The bathroom, facing SSW. Talk about flare! This is the brightest room in the house and the one I would use if I wanted to use all the tips on other blogs about mitigating light. But you know, it's really hard to work around a tub and toilet!
The kitchen, facing WNW. This is the ideal spot to shoot in our house. There's lots of windows but because of the way the house is situated there are never any sunbeams, just even diffuse light. And with all those windows it's fairly bright even on a rainy overcast day. It is the kitchen table, though, so it's normally covered in stuff. And now I'm getting hungry from staring at the fruit bowl.

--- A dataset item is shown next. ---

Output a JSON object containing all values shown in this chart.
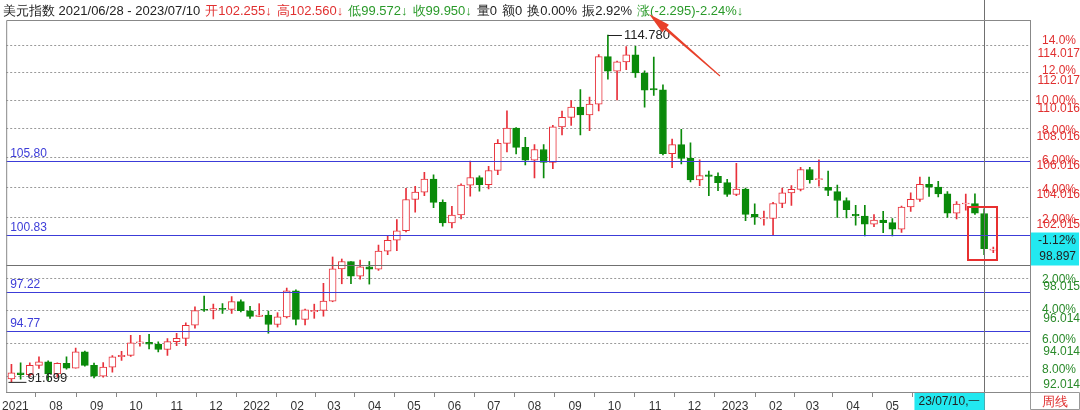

The tv room, or sitting room as we so pretentiously call it. Too much Downton Abbey maybe? It's right above the kitchen, has a smaller window, but still gets respectable light levels because the trees are thinner higher up. This is also right next to my sewing room, so it's way more convenient. So this is my winner! Man do I ever hate that carpet, though!
So go, take some photos, explore your light. Figure out what room in your house has the perfect balance of space, light, and lack of clutter for you to take better pictures. Oh, and if you want one more piece of homework, go read this article. It will change your life. Um, or at least help with the photo part of it.